Born Under a Bad Sign is one of those songs that gets played at every blues jam for a reason — it feels great under your fingers, it sounds instantly recognizable, and it breaks up all those 12-bar blues patterns in the best possible way. Booker T. Jones and William Bell wrote the entire thing the night before Albert King came to Stax to record it, and the session happened May 17, 1967. Eight days later it was on shelves. In this lesson, Marty Schwartz breaks down Albert King’s main riff, the C# minor pentatonic scale that drives the whole song, the verse pattern, and the turnaround at the end.
The Key and Scale
Albert King recorded this in C# (also written as D-flat). That’s an unusual key for blues guitar — most bands that cover it, including Cream, transpose it to G. But Marty teaches it in the original key, and there’s a big reason to learn it here: the open low E string fits perfectly into the C# minor pentatonic scale.
The root sits on the 4th fret of the A string. From there, the C# minor pentatonic pattern on the lower strings goes: open E, 2nd fret E, 4th fret E — then 2nd fret A, 4th fret A. So you’re jumping back and forth between those two strings with open E ringing naturally as part of the scale. That open string is what gives the riff its distinctive, slightly droning quality. You can’t get that sound in G.
The Main Riff
The riff comes in on beat three. It starts on the 2nd fret of the low E string. Here’s the movement, note by note:
- 2nd fret E string, 4th fret E string
- 2nd fret D string, 4th fret A string
- Then back to 2nd fret E, 2nd fret A, open E, 4th fret A
That second part — 2nd fret E, 2nd fret A, open E, 4th fret A — is the tail of the riff. It’s the phrase you’ll hear repeat throughout the song. Once you have both halves separately, you put them together and you’ve got the main hook.
The Dominant 7 Move
After the main riff, the song does something that’s worth understanding as a chord shape rather than just memorizing the fingering. Marty describes it as a dominant 7 chord in an E shape. Think of a standard major barre chord with your index finger at the 1st fret. Now take your pinky off. That gives you the dominant 7 quality. From there, the progression walks chromatically — 1st fret, then 2nd fret, then 3rd fret, then 4th fret — before dropping back down to 2nd fret and returning to the riff.
That chromatic climb is one of the most satisfying moments in the song. It builds tension and then the riff releases it. Play it slowly at first. The timing of when you resolve back to the riff is everything.
The Verse Pattern
The verse uses a variation of the riff — still based on the same notes, same strings — but it runs four times in a row. The movement is: 2nd fret A string, 4th fret A string, small pause, then back to 4th fret A. You do that four times. On the fourth repeat, you go right into the original riff, then the second version with the chromatic climb, then the turnaround.
The pause in the middle of that verse pattern matters. It’s a rest, not just slow playing. Let it breathe.
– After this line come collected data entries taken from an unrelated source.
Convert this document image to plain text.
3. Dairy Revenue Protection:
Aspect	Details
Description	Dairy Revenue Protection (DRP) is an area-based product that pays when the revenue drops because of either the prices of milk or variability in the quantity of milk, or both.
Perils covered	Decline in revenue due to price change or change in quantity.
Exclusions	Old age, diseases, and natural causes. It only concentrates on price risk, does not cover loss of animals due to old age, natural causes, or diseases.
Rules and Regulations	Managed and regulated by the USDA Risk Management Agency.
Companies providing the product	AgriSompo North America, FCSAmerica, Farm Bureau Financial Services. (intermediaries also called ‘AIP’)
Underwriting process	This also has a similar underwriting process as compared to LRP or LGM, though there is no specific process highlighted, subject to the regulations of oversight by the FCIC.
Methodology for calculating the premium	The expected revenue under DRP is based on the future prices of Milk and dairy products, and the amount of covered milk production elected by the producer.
That’s part of what makes the groove feel right — the song doesn’t rush to fill every beat.
The Turnaround
Near the end of the song, after the solo section, the turnaround works like this: Marty starts on the four chord, slides up to the five, slides back down, returns to the one, then climbs back up and slides to the five again. It’s a slide-based resolution that signals the end of the form.
The key word is “slide.” You’re not just moving your hand between positions — you’re actually sliding into each target note. That physical motion is part of the blues vocabulary here. Hit it clean and it sounds mechanical. Slide into it and it sounds like the song.
Why This Song Works for Practice
Marty makes a point about this that’s worth holding onto: most blues jams are wall-to-wall 12-bar blues. Born Under a Bad Sign is an 8-bar form that sits on the one chord for long stretches. It forces you to think differently about phrasing. You’re not marking time until the IV chord arrives — you’re living inside one groove and making it interesting through feel and dynamics.
That’s also why Albert King’s version sounds so spacious. He was playing a right-handed Flying V upside down without restringing it, which gave him an entirely different physical relationship with the strings. His bends were pulled down rather than pushed up. Nobody else sounds like him partly because nobody else can — the setup was genuinely unique. You don’t need to replicate it to learn the song, but knowing that is a good reminder: the goal isn’t to copy him perfectly. It’s to get the feel of the thing and make it yours.
Once you’ve got the riff, the verse pattern, and the turnaround locked in, you can start soloing over the form using that same C# minor pentatonic scale Marty shows at the start. The scale you learned for the riff is the same scale for improvising — so you’ve already been playing over it the whole time. Get the form solid, then start exploring. There’s a lot of room inside this one.